Le début de la campagne a été particulièrement complexe et de nombreuses zones bourguignonnes ont frôlé la catastrophe. Les dégâts ont été comme souvent très hétérogènes. Les parcelles les plus à risques, enherbées, en bas de coteaux, ont pour beaucoup subi des gelées blanches, dans le châtillonnais, en côte Chalonnaise ou dans le Mâconnais. La grêle qui a été catastrophique le 1er mai à Chablis, a fait des dégâts très localisés à Marsannay ou à Solutré par exemple. Un début très mouvementé, donc, aggravé par un printemps extrêmement pluvieux avec un taux d’humidité -qui bat tous les records- subi par la vigne et qui accroit bien-sûr la pression maladie, mildiou en particulier. Pas de difficulté sans lueur d’espoir : les nappes phréatiques se portent bien ! Mais à quel prix ? L’herbe qui pousse de façon accélérée et qui maintient l’humidité accroit les risques de gel. A l’inverse, la vigne, qui a d’abord besoin de lumière pour pousser (chacun connaît le fonctionnement de la photosynthèse), est au ralenti. Quant au travail du sol, il est rendu très compliqué avec cette charge d’eau et rend la maîtrise des adventices très délicate. Là aussi, des disparités entre les parcelles : le vendangeur qui a souffert dans les coteaux très pentus est alors vengé, le travail y est alors plus facile grâce à l’écoulement structurel de l’eau. A contrario, les traitements dans les parcelles où l’humidité est stagnante sont de véritables parcours du combattant : trouver la bonne fenêtre pour pulvériser devient un pur défi !
Une forte pression mildiou
Pour le pinot noir, c’est surtout cette maladie qui est crainte et présente alors que le chardonnay est atteint de façon plus équilibrée par le mildiou comme par l’oïdium. Les vignerons, de plus en plus nombreux en Bourgogne, qui sont certifiés Bio ou en conversion et privilégient les produits de contact, sont obligés de traiter de nombreuses fois, les produits étant lessivés par les pluies à répétition qui augmentent elles-mêmes la pression maladie. Aujourd’hui, le dernier bulletin de la chambre d’agriculture datant du 4 juin, indique 90% des parcelles suivies atteintes par le mildiou. Rappelons que l’approche contre ce fléau, en Bio comme en conventionnelle, est essentiellement préventive ; une fois les dégâts constatés, ils ne peuvent qu’être limités mais pas supprimés.

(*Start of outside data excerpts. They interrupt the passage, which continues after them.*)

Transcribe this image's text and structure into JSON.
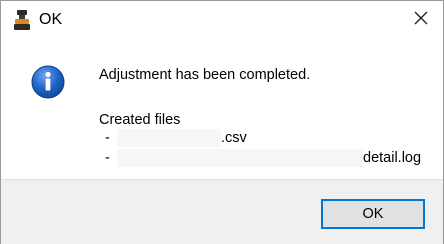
{
  "window": {
    "title": "OK",
    "app_icon": "stamp-icon",
    "close_icon": "close-icon"
  },
  "content": {
    "icon": "info-icon",
    "message": "Adjustment has been completed.",
    "files_label": "Created files",
    "files": [
      {
        "bullet": "-",
        "suffix": ".csv"
      },
      {
        "bullet": "-",
        "suffix": "detail.log"
      }
    ]
  },
  "footer": {
    "ok_label": "OK"
  },
  "colors": {
    "accent": "#0078d7",
    "info_blue": "#1b63c6",
    "footer_bg": "#f0f0f0"
  }
}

Quelle projection pour la récolte 2024 ?
Pas de certitude, certes, mais il paraît difficile d’envisager de faire le plein en 2024. Viser au moins deux tiers d’une récolte complète semble plus raisonnable. Outre le gel, la grêle et les maladies, le froid a aussi provoqué des filages importants, c’est-à-dire des inflorescences (futures grappes) parties en vrilles. Cela parce que, quand la vigne subit un stress lié au froid, elle privilégie toujours sa pérennité à sa fructification. A ce jour, la fleur pointe doucement son nez dans les vignes de Bourgogne avec une grande disparité observée, y compris au sein des mêmes parcelles. Si elle s’étale dans le temps et si les températures, après l’éphémère chaleur de ces jours-ci, redescendent au-dessous de 15°, de nombreuses fécondations ne pourront avoir lieu, le risque de coulures sera accru comme celui de millerandages (tous petits grains).
Optimisme malgré tout
Si le travail à la vigne comme la floraison sont perturbées par les conditions météo, rappelons qu’au départ, la Bourgogne est partie avec un beau potentiel de récolte grâce aux bonnes conditions de floraison de 2023. Cette condition préalable à de belles vendanges réduit l’impact des pertes probables. L’espoir réside aujourd’hui dans un ciel lumineux et assurément printanier.